Masalah dengan humanisme, bagi Stirner, adalah asumsi universal tentang esensi manusia. Konsep manusia telah menjadi generalitas abstrak, esensi sakral yang menghadapkan individu dengan norma yang seharusnya dihormati dan dihayati. Manusia seharusnya hidup di dalam setiap individu dan melampauinya sebagai cita-cita tertinggi untuk dicita-citakan:

Manusia menjangkau melampaui setiap individu manusia, namun – meskipun ia menjadi ‘esensinya’ – sebenarnya bukan esensinya (yang lebih suka lajang seperti ia individu itu sendiri), tetapi seorang jenderal dan ‘lebih tinggi’, ya, untuk ateis , ‘esensi tertinggi’ (Stirner 1995: 38).
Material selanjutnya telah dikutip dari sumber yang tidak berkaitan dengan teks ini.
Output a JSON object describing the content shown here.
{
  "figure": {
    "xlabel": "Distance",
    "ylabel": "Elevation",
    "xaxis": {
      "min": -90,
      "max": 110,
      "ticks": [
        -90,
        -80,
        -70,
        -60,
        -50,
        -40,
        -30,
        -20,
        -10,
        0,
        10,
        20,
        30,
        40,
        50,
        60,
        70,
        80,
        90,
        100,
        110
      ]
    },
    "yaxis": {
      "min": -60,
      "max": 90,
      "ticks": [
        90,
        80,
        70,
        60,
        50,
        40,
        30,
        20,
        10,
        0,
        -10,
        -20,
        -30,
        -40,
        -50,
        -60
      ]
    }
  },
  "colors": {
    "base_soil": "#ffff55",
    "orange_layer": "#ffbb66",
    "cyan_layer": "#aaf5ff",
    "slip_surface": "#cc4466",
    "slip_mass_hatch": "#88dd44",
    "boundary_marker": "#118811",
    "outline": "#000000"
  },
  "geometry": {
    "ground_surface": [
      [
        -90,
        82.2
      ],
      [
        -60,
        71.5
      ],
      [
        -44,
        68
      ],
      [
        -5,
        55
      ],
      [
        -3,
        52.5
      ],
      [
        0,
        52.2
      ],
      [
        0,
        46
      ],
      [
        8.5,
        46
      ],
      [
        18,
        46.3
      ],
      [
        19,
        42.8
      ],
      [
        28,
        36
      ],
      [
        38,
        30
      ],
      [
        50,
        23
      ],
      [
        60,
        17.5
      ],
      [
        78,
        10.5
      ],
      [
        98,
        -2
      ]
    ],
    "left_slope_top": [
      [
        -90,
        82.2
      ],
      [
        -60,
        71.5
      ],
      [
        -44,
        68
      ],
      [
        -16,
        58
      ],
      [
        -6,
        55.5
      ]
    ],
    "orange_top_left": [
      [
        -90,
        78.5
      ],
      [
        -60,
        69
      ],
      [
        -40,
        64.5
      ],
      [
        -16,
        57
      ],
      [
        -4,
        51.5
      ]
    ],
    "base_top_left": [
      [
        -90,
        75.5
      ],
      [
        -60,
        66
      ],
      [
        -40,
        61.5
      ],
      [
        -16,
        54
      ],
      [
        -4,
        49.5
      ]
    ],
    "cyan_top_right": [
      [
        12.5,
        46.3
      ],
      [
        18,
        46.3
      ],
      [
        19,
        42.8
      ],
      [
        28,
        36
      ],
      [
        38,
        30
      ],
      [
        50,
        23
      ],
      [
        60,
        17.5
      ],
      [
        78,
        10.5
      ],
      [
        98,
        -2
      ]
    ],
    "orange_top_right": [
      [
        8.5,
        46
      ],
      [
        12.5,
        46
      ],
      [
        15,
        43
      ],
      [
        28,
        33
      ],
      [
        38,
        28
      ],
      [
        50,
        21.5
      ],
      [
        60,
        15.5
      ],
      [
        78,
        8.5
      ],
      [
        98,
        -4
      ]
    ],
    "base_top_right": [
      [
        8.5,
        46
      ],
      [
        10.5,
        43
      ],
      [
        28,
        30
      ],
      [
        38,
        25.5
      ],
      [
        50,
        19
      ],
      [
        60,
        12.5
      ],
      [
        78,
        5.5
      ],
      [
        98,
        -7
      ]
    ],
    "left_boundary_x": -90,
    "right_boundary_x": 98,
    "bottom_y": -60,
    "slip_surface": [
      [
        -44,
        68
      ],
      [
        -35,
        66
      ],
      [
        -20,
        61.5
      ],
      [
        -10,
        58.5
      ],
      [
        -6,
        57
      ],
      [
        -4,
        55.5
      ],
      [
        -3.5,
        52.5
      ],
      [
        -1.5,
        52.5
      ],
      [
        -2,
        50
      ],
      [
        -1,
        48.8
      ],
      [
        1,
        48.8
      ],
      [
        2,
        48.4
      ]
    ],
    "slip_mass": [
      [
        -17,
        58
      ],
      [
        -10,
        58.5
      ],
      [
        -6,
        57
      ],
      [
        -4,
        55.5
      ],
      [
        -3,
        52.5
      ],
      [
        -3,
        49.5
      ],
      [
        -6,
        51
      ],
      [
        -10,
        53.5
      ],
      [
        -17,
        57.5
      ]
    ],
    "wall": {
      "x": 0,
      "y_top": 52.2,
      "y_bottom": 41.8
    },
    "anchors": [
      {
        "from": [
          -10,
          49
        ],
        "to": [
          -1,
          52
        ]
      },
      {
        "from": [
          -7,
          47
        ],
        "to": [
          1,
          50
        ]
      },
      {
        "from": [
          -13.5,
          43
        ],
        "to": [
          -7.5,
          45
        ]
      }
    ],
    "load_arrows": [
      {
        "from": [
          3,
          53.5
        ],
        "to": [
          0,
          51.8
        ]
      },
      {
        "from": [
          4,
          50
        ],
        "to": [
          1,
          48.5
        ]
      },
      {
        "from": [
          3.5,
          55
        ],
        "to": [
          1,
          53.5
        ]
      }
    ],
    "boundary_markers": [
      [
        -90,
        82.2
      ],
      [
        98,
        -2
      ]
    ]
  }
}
Manusia adalah abstraksi universal yang mengklaim ‘berbicara untuk’ atau mewakili individu. Penampakan Tuhan / manusia ini, momok humanisme, kata Stirner, menghantui pemikiran kita. Ini menjadi dasar bagi dunia ideologis spektral yang mengambil otoritas absolut dari esensi manusia dan menjebak kita dalam paradigma yang kaku. “Man,” kata Stirner, “kepalamu dihantui … Anda membayangkan hal-hal besar, dan menggambarkan kepada diri Anda sendiri seluruh dunia para dewa yang memiliki keberadaan untuk Anda, sebuah alam roh yang Anda anggap sebagai diri Anda, sebuah cita-cita yang mengisyaratkan Anda. ” (Stirner 1995: 43). Kesadaran modern dihantui oleh banyak penampakan atau ‘hantu’, sebagaimana Stirner menyebutnya. Individu terganggu oleh ‘ide tetap’ – konsep abstrak dan generalisasi seperti moralitas, rasionalitas dan esensi manusia. Gagasan-gagasan ini telah menjadi mutlak, dengan asumsi kesucian yang hampir religius dalam masyarakat sekuler modern kita. Dunia telah dibebaskan dari kebingungan Kekristenan, hanya untuk diceburkan ke dalam kegelapan baru.